Anna e suo figlio iniziano così questo percorso insieme. Si tengono per mano come fossero avvitati in quella piccola immensa sfida e si guardano negli occhi, si riconoscono. Gianluca non ha più crisi schizofreniche, segue sua mamma come fosse un neonato che si affida alle sue cure.
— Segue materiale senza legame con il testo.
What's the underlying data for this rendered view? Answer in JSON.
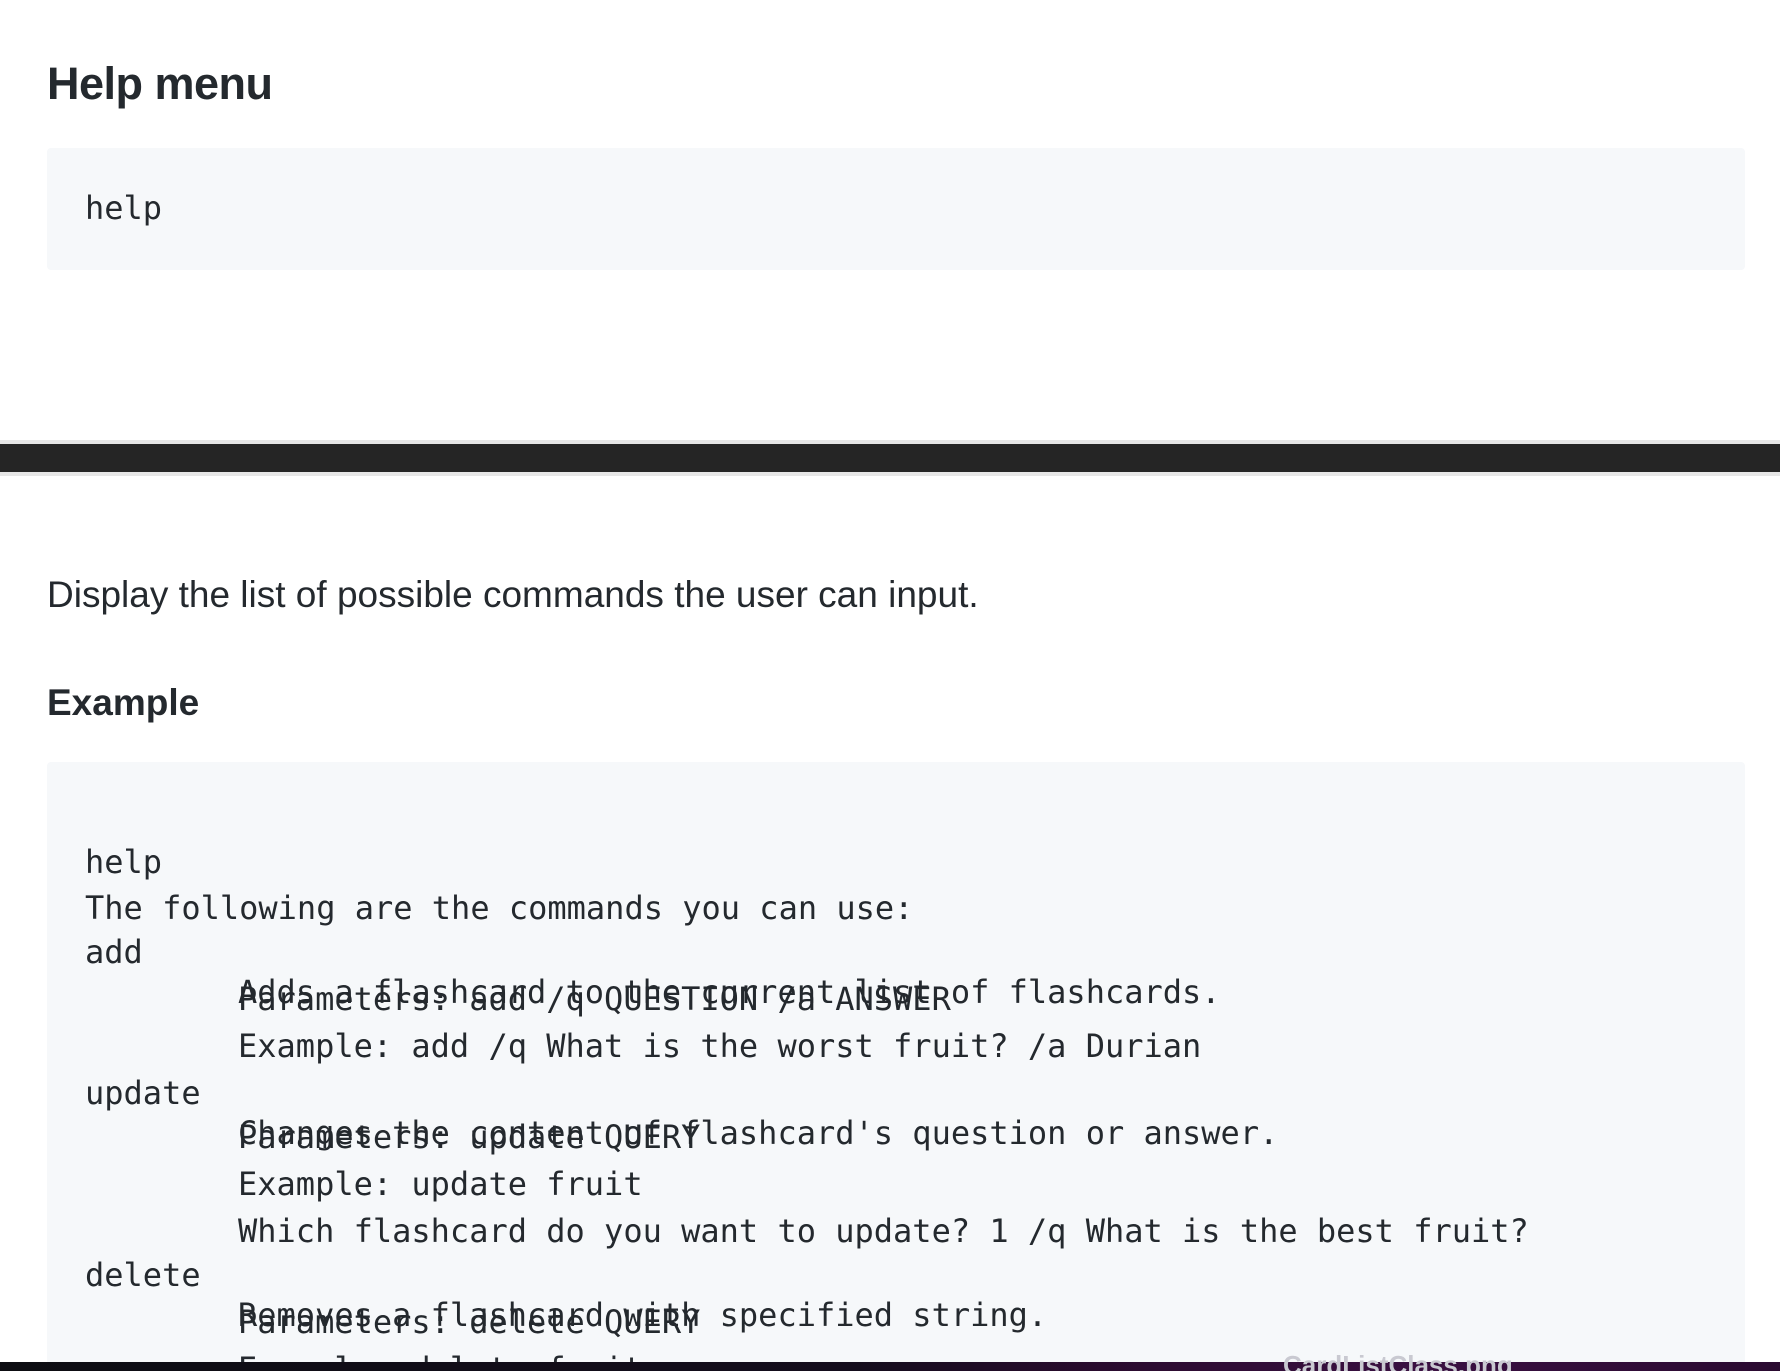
{
  "section": {
    "heading": "Help menu",
    "usage_code": "help"
  },
  "description": "Display the list of possible commands the user can input.",
  "example": {
    "heading": "Example",
    "lines": [
      {
        "cmd": "help",
        "text": ""
      },
      {
        "cmd": "The following are the commands you can use:",
        "text": ""
      },
      {
        "cmd": "add",
        "text": "Adds a flashcard to the current list of flashcards."
      },
      {
        "cmd": "",
        "text": "Parameters: add /q QUESTION /a ANSWER"
      },
      {
        "cmd": "",
        "text": "Example: add /q What is the worst fruit? /a Durian"
      },
      {
        "cmd": "update",
        "text": "Changes the content of flashcard's question or answer."
      },
      {
        "cmd": "",
        "text": "Parameters: update QUERY"
      },
      {
        "cmd": "",
        "text": "Example: update fruit"
      },
      {
        "cmd": "",
        "text": "Which flashcard do you want to update? 1 /q What is the best fruit?"
      },
      {
        "cmd": "delete",
        "text": "Removes a flashcard with specified string."
      },
      {
        "cmd": "",
        "text": "Parameters: delete QUERY"
      },
      {
        "cmd": "",
        "text": "Example: delete fruit"
      }
    ]
  },
  "taskbar": {
    "filename": "CardListClass.png"
  }
}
Durante lo spettacolo finale gli avvocati dello studio dove lavora sono schierati in prima fila commossi e Anna confessa: «Avevo messo al mondo mio figlio, ma non lo conoscevo davvero: ora ho capito che sono sua madre». Come Paolo, che non sapeva cosa fosse il pianto, prima di esprimersi su quel palco riuscendo a interpretare Ulisse: «Il teatro mi ha curato». O come Marina che si sente «libera nella follia». Ha sofferto di disturbo bipolare, paranoia, disturbo schizoaffettivo. È stata perfino arrestata: un caso cosiddetto senza speranza. Oggi, con la compagnia teatrale, sente di non essere più sola.
Questo è il teatro patologico: un trampolino che restituisce bellezza con un tuffo nella libertà e nella comprensione.
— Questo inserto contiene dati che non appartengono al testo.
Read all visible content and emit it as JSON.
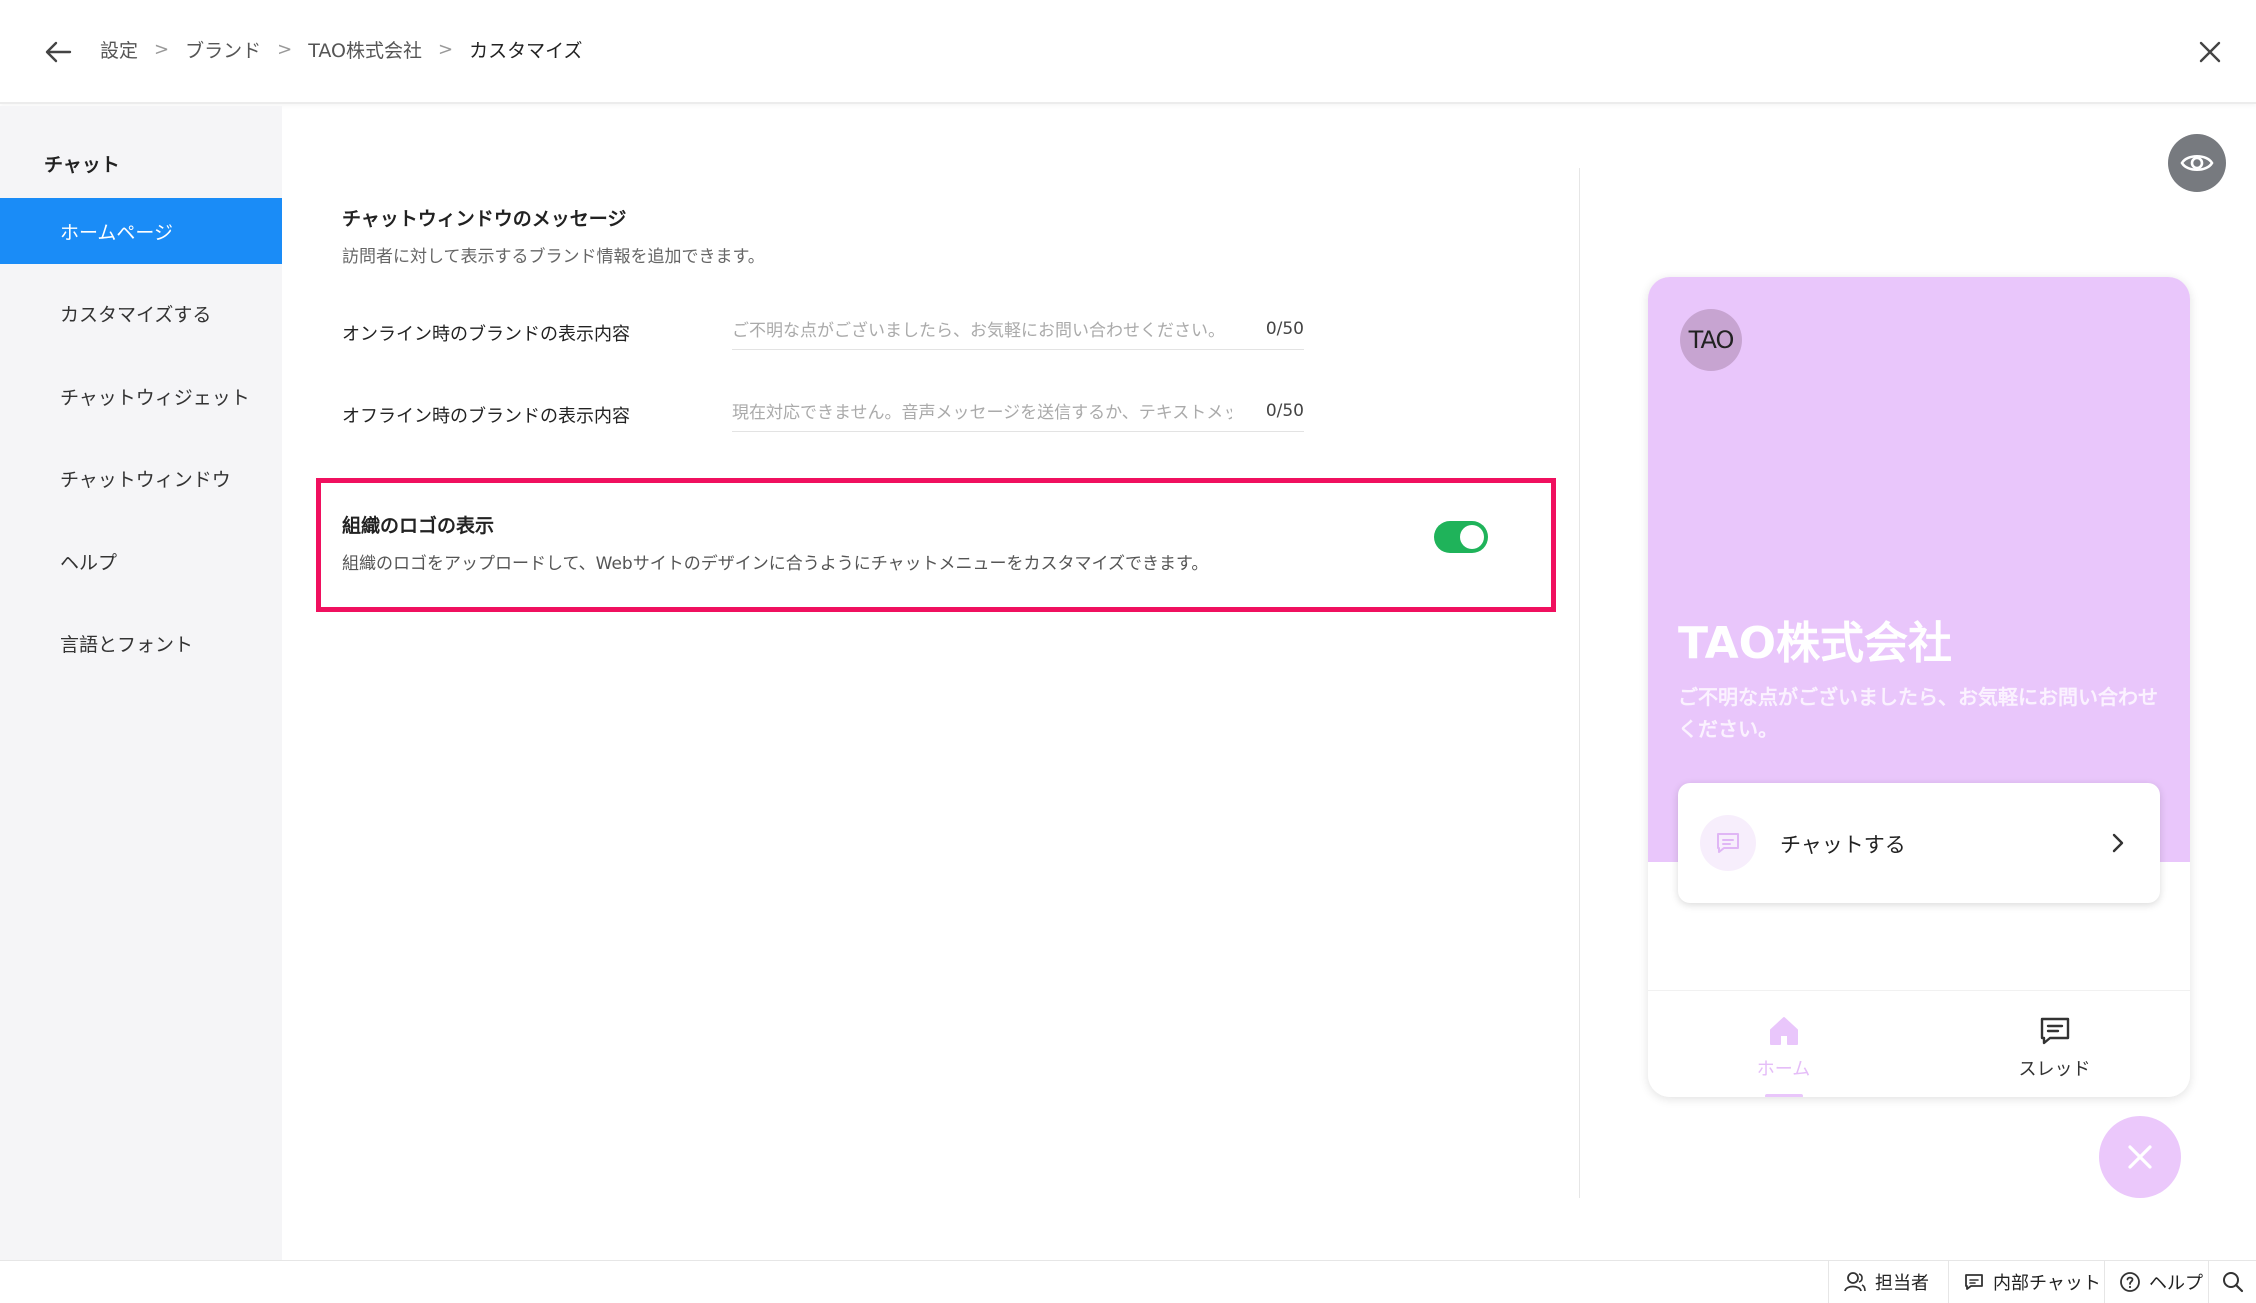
{
  "breadcrumb": [
    "設定",
    "ブランド",
    "TAO株式会社",
    "カスタマイズ"
  ],
  "sidebar": {
    "heading": "チャット",
    "items": [
      {
        "label": "ホームページ"
      },
      {
        "label": "カスタマイズする"
      },
      {
        "label": "チャットウィジェット"
      },
      {
        "label": "チャットウィンドウ"
      },
      {
        "label": "ヘルプ"
      },
      {
        "label": "言語とフォント"
      }
    ]
  },
  "main": {
    "section_title": "チャットウィンドウのメッセージ",
    "section_desc": "訪問者に対して表示するブランド情報を追加できます。",
    "online_label": "オンライン時のブランドの表示内容",
    "online_placeholder": "ご不明な点がございましたら、お気軽にお問い合わせください。",
    "online_count": "0/50",
    "offline_label": "オフライン時のブランドの表示内容",
    "offline_placeholder": "現在対応できません。音声メッセージを送信するか、テキストメッ",
    "offline_count": "0/50",
    "logo_title": "組織のロゴの表示",
    "logo_desc": "組織のロゴをアップロードして、Webサイトのデザインに合うようにチャットメニューをカスタマイズできます。",
    "logo_toggle_on": true
  },
  "preview": {
    "avatar_text": "TAO",
    "company": "TAO株式会社",
    "message": "ご不明な点がございましたら、お気軽にお問い合わせください。",
    "chat_button": "チャットする",
    "tabs": [
      {
        "label": "ホーム",
        "icon": "home-icon",
        "active": true
      },
      {
        "label": "スレッド",
        "icon": "thread-icon",
        "active": false
      }
    ]
  },
  "footer": {
    "agents": "担当者",
    "internal_chat": "内部チャット",
    "help": "ヘルプ"
  },
  "colors": {
    "accent": "#1a8cf7",
    "highlight": "#f0105f",
    "toggle_on": "#1fb35a",
    "preview_theme": "#e9c6fb"
  }
}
«Quando mi portano i figli spesso sono in stato catatonico, i genitori sono distrutti dal dolore, non dormono la notte, ma questo palcoscenico ha prodotto una luce che rientra nelle case», mi dice Dario, un rivoluzionario che ha riconosciuto il loro potenziale e li ha saputi vedere davvero, in una società che li emargina e li tratta come “rifiuti umani”, dimenticandosi di loro nelle emergenze (come durante il lockdown) e nei loro piccoli grandi progressi: riconoscerli vorrebbe dire restituire loro la dignità di una vita complessa, ma meritevole di attenzione, di cure, di amore. Come le nostre. Dario ha restituito loro la dignità del diritto di esistere. Sarà per questo che oggi indossano con orgoglio e un pizzico di sarcasmo una maglietta con una scritta che fa a pezzi un pregiudizio: «Io sono un po’ matto e tu?».